Inwhen selecting ingredients, choose high-quality celery.Premium celery should have vibrant green color, thick stems, slightly round stem shape, inward concavity on the inner side, and tender leaves.Before stir-frying celery, lightly salt it for a moment to enhance flavor penetration and reduce water content, shortening cooking time.
Celery should first be blanched in boiling water; when stir-fried, cook quickly to maintain bright color and crisp-tender texture.Before eating celery, remove the fibers by bending at the top without breaking it completely, then pulling down. This method makes the celery more crisp and tender.
Do not add vinegar while stir-frying celery.

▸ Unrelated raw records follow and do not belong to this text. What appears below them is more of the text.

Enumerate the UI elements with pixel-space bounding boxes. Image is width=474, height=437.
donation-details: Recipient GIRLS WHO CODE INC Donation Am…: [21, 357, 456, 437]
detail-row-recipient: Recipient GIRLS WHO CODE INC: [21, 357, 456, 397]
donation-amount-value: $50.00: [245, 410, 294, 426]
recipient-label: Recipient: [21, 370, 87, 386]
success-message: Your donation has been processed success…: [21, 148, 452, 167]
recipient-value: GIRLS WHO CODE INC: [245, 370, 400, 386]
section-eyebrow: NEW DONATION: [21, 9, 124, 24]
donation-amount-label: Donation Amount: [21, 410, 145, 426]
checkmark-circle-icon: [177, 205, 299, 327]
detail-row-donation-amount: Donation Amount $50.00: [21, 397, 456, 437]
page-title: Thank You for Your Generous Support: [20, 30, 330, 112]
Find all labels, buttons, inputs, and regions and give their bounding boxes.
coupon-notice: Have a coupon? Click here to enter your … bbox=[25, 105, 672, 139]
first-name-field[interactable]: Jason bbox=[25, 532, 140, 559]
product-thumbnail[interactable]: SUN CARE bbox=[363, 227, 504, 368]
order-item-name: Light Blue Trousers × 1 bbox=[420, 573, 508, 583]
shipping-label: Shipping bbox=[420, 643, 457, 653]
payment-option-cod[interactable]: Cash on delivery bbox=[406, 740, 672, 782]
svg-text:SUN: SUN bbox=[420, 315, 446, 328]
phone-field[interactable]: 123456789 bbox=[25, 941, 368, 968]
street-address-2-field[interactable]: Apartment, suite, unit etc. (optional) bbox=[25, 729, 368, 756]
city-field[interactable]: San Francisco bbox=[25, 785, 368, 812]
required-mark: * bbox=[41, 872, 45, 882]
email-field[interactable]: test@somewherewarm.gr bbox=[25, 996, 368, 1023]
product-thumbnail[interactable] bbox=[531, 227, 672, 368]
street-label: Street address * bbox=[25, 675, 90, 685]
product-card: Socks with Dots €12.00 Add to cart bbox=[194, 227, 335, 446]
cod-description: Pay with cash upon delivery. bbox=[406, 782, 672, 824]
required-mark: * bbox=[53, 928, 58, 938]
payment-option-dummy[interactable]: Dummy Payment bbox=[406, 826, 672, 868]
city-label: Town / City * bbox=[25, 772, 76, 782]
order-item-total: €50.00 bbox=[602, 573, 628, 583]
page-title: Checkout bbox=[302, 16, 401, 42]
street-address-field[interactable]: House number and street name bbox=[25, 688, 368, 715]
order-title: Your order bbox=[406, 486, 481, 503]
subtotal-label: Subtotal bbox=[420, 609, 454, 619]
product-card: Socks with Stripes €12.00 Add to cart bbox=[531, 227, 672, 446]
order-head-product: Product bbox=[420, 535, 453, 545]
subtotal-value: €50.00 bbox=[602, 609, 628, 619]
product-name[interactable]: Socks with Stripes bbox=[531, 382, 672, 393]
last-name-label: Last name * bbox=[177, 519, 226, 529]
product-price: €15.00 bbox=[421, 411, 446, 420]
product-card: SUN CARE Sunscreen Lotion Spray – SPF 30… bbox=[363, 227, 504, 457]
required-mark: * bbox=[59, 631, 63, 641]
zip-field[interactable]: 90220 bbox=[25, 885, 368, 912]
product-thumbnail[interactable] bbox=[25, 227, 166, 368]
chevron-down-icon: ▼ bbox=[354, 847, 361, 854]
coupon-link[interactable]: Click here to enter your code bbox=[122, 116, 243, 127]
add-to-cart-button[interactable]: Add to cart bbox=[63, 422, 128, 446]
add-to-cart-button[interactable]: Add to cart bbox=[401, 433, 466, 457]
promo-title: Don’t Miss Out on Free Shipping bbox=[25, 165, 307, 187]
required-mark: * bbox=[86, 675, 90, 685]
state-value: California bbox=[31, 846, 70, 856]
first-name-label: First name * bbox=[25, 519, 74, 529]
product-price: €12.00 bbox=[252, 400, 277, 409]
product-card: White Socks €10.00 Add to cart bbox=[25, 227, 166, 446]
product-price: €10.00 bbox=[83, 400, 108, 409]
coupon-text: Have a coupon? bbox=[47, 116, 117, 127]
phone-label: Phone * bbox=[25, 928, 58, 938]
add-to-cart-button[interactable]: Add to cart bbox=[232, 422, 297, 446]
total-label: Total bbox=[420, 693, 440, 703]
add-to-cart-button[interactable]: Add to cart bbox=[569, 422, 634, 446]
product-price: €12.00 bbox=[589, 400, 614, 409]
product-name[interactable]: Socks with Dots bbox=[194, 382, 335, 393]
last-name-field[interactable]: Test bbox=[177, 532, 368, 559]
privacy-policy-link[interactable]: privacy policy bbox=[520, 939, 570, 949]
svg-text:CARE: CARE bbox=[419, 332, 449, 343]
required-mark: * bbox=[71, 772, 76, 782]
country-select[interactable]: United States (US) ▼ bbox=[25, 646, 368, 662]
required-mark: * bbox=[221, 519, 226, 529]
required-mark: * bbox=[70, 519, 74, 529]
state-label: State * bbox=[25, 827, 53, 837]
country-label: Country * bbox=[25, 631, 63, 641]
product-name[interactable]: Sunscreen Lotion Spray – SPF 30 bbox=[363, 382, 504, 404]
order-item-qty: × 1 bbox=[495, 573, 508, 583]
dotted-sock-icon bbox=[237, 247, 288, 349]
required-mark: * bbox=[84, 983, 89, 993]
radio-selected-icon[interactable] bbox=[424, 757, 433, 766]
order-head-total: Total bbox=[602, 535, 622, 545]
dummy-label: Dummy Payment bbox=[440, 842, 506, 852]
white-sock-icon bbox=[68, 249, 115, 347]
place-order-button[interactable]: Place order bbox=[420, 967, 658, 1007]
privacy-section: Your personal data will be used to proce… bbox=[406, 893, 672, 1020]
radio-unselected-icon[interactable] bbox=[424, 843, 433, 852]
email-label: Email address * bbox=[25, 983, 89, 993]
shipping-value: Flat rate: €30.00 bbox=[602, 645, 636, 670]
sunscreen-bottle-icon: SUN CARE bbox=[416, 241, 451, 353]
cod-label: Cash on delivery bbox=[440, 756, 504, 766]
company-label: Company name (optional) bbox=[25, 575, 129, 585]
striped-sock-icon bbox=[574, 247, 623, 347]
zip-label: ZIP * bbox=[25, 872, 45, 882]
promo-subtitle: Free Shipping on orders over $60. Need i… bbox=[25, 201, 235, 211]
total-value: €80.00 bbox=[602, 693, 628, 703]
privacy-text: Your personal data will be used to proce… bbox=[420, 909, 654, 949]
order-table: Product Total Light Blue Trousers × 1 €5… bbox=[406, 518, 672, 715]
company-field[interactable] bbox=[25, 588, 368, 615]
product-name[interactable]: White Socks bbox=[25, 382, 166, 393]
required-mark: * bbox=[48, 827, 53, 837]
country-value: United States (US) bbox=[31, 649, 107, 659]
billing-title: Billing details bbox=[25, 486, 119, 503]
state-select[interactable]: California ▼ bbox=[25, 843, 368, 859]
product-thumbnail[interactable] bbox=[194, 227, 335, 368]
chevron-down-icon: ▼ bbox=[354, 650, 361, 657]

Celery is a green vegetable; adding vinegar during cooking accelerates chemical reactions with acid in the vegetables, significantly degrading beta-carotene content. During heating, nutrients and chlorophyll in celery are damaged by acetic acid, turning its color to brown quickly, diminishing both aesthetic appeal and nutritional value of the dish.
Nutritional Value of Large CeleryCelery is a high-fiber vegetable rich in protein and iron; it contains acidic substances that help lower blood pressure. It has been shown clinically that celery is beneficial for primary, gestational, and menopausal hypertension, hence its reputation as a natural antihypertensive.
Scientific studies indicate that 100 grams of celery contain 2.2 grams of protein, 8.5 milligrams of calcium, 61 milligrams of phosphorus, and 8.5 milligrams of iron. Compared to other fruits and vegetables, celery has twice the protein content and about twenty times more iron than tomatoes. It also contains rich amounts of carotene and various vitamins that are beneficial for health.
Celery's high iron content replenishes blood loss in women during menstruation, effectively aiding in alleviating symptoms of anemia. Regular consumption can prevent pale, dry skin and lackluster appearance while enhancing eye brightness and hair luster.Celery supports the liver with detoxifying properties.People with excessive liver fire, rough skin, insomnia, or headaches should eat more celery.
In spring when emotions are easily agitated, eating celery helps clear heat and toxins, promoting health.
Suitable Groups for Large Celery
According to traditional Chinese medicine, celery has the functions of "sweet coolness to clear the stomach, detoxify and remove wind, nourish blood and strengthen spleen, stop coughing and promote urination, lower blood pressure, calm nerves, brighten teeth and throat, and nourish essence and vital energy." In summary, celery is suitable for daily consumption by most people.The following groups should especially consume celery to benefit their health:People with hypertension.
Clinical studies show that the acid components in celery effectively lower blood pressure for all types of hypertension.
Diabetes patients: The juice from celery has a glucose-lowering effect. Regular consumption can help neutralize uric acid and acidic substances in the body.White-collar workers: Due to its unique fragrance, celery stimulates appetite; it is suitable for those often working late with poor appetite.
Pregnant women: Pregnant women are prone to gestational hypertension; during pregnancy, medication cannot be used to lower blood pressure. Thus, eating celery is most appropriate at this time.Additionally, celery can provide the calcium and iron needed by pregnant women.
Children: Celery helps children in their growth stage meet their calcium and iron needs.
Seniors: Elderly people have less physical activity, reduced appetite, and inadequate water intake, which may lead to constipation. Eating celery regularly can stimulate bowel movements.
Pregnant women: Pregnant women are prone to gestational hypertension, and they cannot take medication to lower blood pressure during pregnancy. Therefore, celery is most suitable for them.In addition, celery can supplement the calcium and iron needed by pregnant women.
Children: Celery can help children in their growth and development stages to increase their intake of calcium and iron.
Elders: Elderly people have less physical activity, smaller food intake, and insufficient water consumption, which easily leads to constipation. Eating celery frequently can stimulate intestinal peristalsis and facilitate bowel movements.